Adipose or fat tissue is usually made up of white cells that store energy, brown cells that burn it to heat us up when we’re cold and beige cells that can perform either role. In the case of significantly overweight people this type of tissue contains a large number of white cells but lacks the brown variety. Prof. Dr. Alexander Pfeifer from the Institute of Pharmacology and Toxicology at the University of Bonn has spent the last few years researching a way to make the cells switch from one role to the other.
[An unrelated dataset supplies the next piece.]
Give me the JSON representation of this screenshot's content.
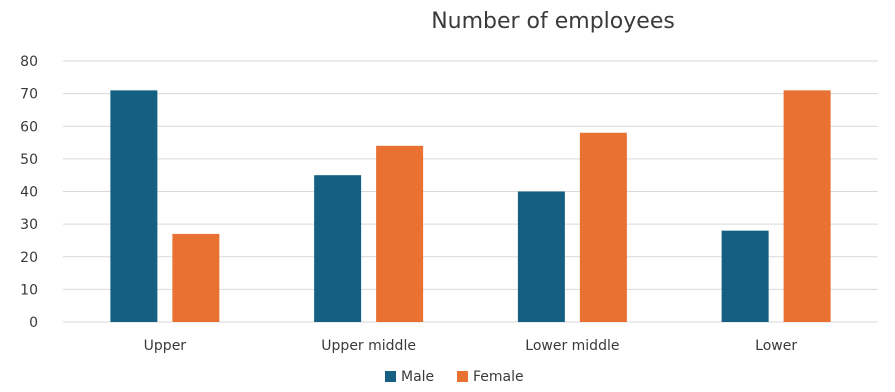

“We are looking for targets for new pharmaceutical products to one day be able to effectively combat obesity as the cause of numerous widespread diseases, such as diabetes or cardiovascular disease,” Pfeifer said.
Pfeifer worked closely with a team made up of members from San Diego and Bethesda, USA, Gothenburg, Sweden and the Universities of Heidelberg and Leipzig in Germany. They observed that mouse and human brown fat cells have a particularly high number of Gq protein receptors. As this protein is known to function as a medium for information transfer within the body, the team decided to test if it could perform the switch they were looking for.
When they activated the Gq protein in mouse fat cells, the number and quality of the brown cells decreased.
“On the other hand, if Gq is blocked with an inhibitor, more brown fat cells mature,” says Ph.D. student Katarina Klepac from Prof. Pfeifer’s team.
This also holds true for beige cells, and the team now has their hopes pinned on them. As they don’t have a fixed role in adipose tissue, blocking the Gq protein causes them to develop primarily into fat-burning mechanisms. The team re-checked their theory using human cells cultured in the laboratory, with the same effect.
“Even in human fat cells, it was shown that brown fat cells can grow much better once Gq proteins were blocked,” says Prof. Pfeifer.
According to him, this could be the starting point for the development of active substances which boost fat burning in obese patients. But their work is still in an early phase, and more work has to be done before it can lead to a safe and efficient drug.
“To date, there are no drugs which directly cause white fat cells to convert into brown fat cells. However, we still have a long way to go,” Pfeifer concludes.
The full paper, titled “The Gq signalling pathway inhibits brown and beige adipose tissue” has been published online in the journal Nature Communications and can be read here.